Die Rückkehr der Kannen

Zur Zeit vertrete ich meine Freundin auf dem Friedhof, um dort im muslimischen Teil ein Grab zu pflegen. Das Grab befindet sich auf dem Garnisonfriedhof und liegt tagsüber in der Sonne. Erst am Abend entsteht ein Schatten, den ich ausnutze, um die Blumen zu gießen. Zur Zeit ist diese Arbeit täglich notwendig.
Nun hat dieser Friedhof eine so ganz eigene Atmosphäre. Anzutreffen sind hier interessierte Spaziergänger, Tierbe­obachter, Schmetterlingsfotografen und nur sehr wenige Menschen, die sich um die Gräber kümmern. Entsprechend sehen manche Grabstellen recht verwahrlost aus.
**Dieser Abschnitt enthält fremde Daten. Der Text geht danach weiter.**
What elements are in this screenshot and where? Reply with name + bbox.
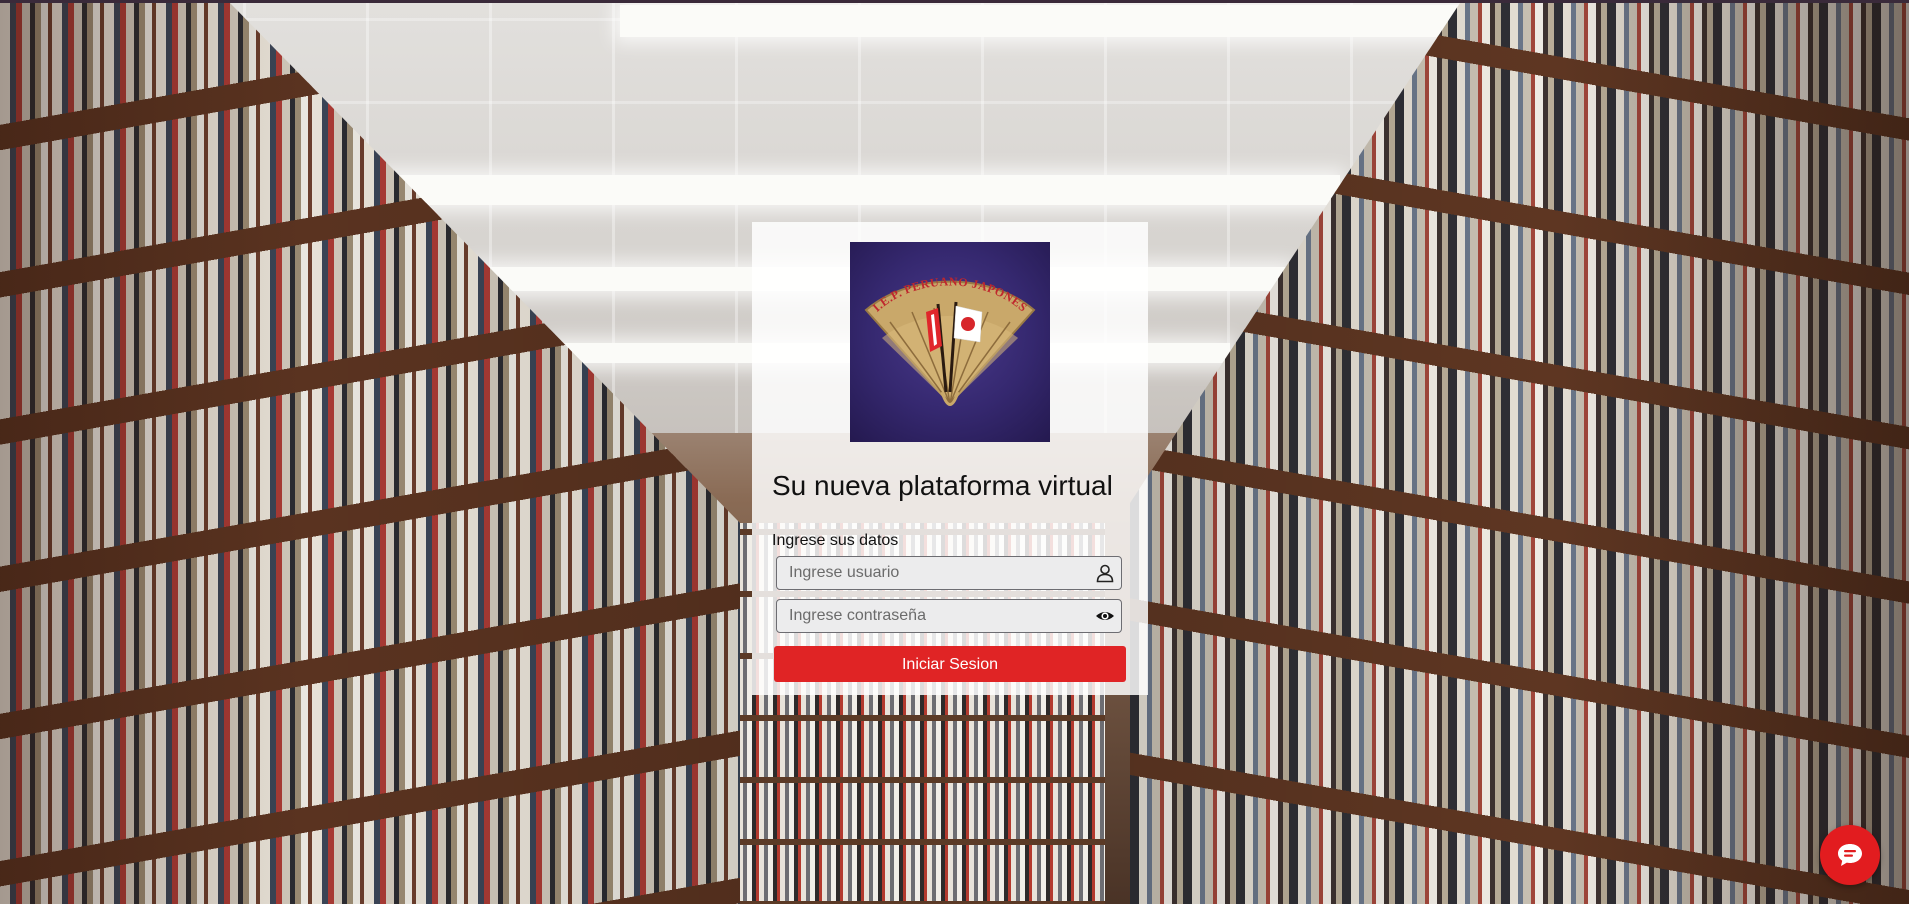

Als ich vor Kurzem wieder dort war, um meiner Blumengießpflicht nachzukommen, waren die Gießkannen verschwunden. Es gibt in diesem Teil des Friedhofes zwischen drei und fünf Gießkannen, die entweder an einem Grab oder verteilt an mehreren Gräbern stehen. Sie können sich aber auch im Gebüsch versteckt halten.
An diesem Tag war meine Suche erfolglos. Ich ging zwischen den Gräbern hin und her, schaute aus unterschiedlichen Perspektiven, konnte aber keine Kanne entdecken. Auch im Gebüsch fand ich außer einem Ball und einer Schaufel nichts. Was ich jedoch bei der Sucherei entdeckte, war ein Grab voll mit Maiglöckchen. Sie waren zwar verblüht, aber für das nächste Jahr habe ich mir den Platz gemerkt, um mir dann ein hübsches Sträußchen zu pflücken.
Ich setzte mich ans Grab und dachte über Gießgefäße nach – und sah zwei Grabblumenvasen. Eine solche Vase fasst etwa einen Liter Wasser. Das bedeutete für mich, dass ich 30 mal zur Wasserstelle laufen müsste, weil ich immer 60 Liter auf das Grab gieße.
An der Wasserstelle angekommen war ich angenehm überrascht: Griffbereit standen drei Gießkannen da und warteten schon auf mich.